James changes the picture, and it gets darker. From steering to burning. How great a forest is set ablaze by such a small fire. And the tongue is a fire.

“…but no human being can tame the tongue. It is a restless evil, full of deadly poison.” (James 3:8, ESV)

One spark takes a whole forest. A cigarette out a car window. A single match in dry grass. James says your tongue is that spark. One sentence can burn down what took twenty years to build. A marriage. A friendship. A name. The fire is instant. The rebuild is slow. Some forests never come back.

Then James says something that should stop us cold. People have tamed everything. Lions pace in cages. Whales do tricks on command. A falcon flies off and returns to the wrist. But no human being can tame the tongue.

We keep trying anyway. We resolve to stop the gossip. We bite down. We count to ten. And it works until it does not, because the problem was never technique.

But read him closely. He says no human being can tame it. He does not say it cannot be tamed. He says you cannot do it. Which means the question, who is taming your tongue, already has an answer. And the answer is not you, trying harder.

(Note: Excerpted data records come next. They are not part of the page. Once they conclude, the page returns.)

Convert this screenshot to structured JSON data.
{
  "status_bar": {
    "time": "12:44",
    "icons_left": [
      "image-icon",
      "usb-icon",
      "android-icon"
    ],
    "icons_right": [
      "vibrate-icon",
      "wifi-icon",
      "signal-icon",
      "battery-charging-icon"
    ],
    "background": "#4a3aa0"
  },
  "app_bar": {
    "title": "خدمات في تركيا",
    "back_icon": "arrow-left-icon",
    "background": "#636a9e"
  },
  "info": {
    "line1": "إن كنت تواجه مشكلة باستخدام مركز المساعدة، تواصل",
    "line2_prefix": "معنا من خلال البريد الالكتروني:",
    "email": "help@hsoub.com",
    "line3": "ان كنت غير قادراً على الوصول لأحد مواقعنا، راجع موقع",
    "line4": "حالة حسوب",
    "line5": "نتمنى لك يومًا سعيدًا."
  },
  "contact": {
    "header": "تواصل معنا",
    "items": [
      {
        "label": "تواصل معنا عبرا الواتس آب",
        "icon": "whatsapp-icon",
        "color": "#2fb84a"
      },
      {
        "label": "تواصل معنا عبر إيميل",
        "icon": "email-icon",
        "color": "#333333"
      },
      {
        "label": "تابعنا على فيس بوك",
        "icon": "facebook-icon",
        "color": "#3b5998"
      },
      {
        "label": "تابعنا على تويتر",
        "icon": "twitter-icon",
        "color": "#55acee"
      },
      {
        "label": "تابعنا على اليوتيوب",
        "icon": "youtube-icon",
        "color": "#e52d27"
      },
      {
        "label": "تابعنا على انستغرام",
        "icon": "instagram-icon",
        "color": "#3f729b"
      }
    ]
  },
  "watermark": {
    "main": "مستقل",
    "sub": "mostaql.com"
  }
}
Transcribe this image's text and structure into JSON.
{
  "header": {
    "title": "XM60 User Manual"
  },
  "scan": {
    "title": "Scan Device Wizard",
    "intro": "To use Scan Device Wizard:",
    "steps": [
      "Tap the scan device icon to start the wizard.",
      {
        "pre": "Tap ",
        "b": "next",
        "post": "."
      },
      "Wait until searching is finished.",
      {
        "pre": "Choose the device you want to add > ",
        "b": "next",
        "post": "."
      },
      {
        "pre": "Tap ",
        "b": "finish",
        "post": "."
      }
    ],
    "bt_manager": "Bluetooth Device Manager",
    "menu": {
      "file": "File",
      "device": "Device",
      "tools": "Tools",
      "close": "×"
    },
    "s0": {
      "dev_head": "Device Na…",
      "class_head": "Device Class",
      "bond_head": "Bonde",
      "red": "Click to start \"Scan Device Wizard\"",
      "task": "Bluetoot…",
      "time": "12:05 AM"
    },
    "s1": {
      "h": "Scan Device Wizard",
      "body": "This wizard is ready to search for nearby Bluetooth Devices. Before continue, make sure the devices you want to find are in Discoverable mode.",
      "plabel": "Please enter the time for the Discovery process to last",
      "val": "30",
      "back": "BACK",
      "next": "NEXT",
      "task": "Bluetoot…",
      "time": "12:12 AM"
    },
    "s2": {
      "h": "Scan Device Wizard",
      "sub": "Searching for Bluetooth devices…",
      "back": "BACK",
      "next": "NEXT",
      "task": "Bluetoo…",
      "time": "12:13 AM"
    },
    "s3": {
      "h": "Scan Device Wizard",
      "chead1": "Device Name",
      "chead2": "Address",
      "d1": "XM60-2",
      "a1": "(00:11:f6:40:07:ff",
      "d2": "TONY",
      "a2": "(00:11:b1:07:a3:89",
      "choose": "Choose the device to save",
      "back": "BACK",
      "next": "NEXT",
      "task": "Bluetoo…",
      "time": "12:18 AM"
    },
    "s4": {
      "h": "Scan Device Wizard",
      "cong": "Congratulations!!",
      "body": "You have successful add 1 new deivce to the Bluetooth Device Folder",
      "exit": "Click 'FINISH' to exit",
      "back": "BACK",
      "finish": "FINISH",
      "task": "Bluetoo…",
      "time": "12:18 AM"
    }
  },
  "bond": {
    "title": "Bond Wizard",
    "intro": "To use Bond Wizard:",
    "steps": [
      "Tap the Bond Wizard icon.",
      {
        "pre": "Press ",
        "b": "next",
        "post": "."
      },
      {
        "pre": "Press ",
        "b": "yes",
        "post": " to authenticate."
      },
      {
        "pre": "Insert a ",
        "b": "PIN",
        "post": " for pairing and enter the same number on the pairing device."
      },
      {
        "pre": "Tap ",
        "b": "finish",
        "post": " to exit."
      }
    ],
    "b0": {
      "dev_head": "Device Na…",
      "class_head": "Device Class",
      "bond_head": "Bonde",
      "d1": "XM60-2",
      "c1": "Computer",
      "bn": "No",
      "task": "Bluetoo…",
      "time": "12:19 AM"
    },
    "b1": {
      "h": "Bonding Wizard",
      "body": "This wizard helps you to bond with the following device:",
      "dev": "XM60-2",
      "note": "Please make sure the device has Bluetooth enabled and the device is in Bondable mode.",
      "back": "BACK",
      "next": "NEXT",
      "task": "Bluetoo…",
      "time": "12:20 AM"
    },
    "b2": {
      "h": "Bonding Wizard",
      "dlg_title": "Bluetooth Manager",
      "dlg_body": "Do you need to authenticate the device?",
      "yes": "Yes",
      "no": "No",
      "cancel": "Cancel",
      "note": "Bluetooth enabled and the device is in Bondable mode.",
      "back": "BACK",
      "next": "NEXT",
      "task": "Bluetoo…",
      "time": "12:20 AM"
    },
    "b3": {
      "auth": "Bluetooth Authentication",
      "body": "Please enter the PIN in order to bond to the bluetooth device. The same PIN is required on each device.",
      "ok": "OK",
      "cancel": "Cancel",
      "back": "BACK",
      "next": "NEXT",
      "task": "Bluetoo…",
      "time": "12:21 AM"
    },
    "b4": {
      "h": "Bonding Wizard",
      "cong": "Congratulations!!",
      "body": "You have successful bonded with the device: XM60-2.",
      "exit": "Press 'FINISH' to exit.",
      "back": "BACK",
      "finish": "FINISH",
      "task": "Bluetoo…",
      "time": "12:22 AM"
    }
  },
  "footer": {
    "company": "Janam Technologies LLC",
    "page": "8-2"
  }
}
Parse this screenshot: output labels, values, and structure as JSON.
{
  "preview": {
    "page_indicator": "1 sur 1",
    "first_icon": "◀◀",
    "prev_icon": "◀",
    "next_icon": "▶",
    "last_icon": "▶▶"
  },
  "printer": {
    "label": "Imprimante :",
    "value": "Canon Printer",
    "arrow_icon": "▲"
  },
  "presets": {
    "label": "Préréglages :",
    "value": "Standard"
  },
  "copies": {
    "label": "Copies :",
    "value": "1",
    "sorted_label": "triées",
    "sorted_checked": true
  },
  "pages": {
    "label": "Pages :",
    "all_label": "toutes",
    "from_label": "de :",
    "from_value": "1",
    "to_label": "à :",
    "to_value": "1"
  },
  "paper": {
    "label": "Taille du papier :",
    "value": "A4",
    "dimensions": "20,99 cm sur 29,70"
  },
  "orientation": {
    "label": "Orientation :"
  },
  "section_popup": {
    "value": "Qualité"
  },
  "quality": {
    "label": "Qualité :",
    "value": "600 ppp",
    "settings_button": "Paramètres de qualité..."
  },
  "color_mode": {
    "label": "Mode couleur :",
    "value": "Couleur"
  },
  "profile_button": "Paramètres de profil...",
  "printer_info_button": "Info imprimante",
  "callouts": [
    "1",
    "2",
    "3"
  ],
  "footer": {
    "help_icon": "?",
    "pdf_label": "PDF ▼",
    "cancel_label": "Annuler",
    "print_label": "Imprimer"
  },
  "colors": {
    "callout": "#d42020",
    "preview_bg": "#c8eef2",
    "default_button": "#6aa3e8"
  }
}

This is good news, not bad news. If the job depended on your willpower, you would have failed already, and you know it. James is not handing you one more thing to grit your teeth over. He is moving the work off your shoulders and onto the only One strong enough to carry it. The end of self effort is the start of surrender.

Today: Name the place you have been holding your mouth shut by sheer willpower. Then stop white knuckling it. Hand that exact thing to Jesus this morning, out loud. You are not giving up. You are giving it to the only One who can do what you cannot.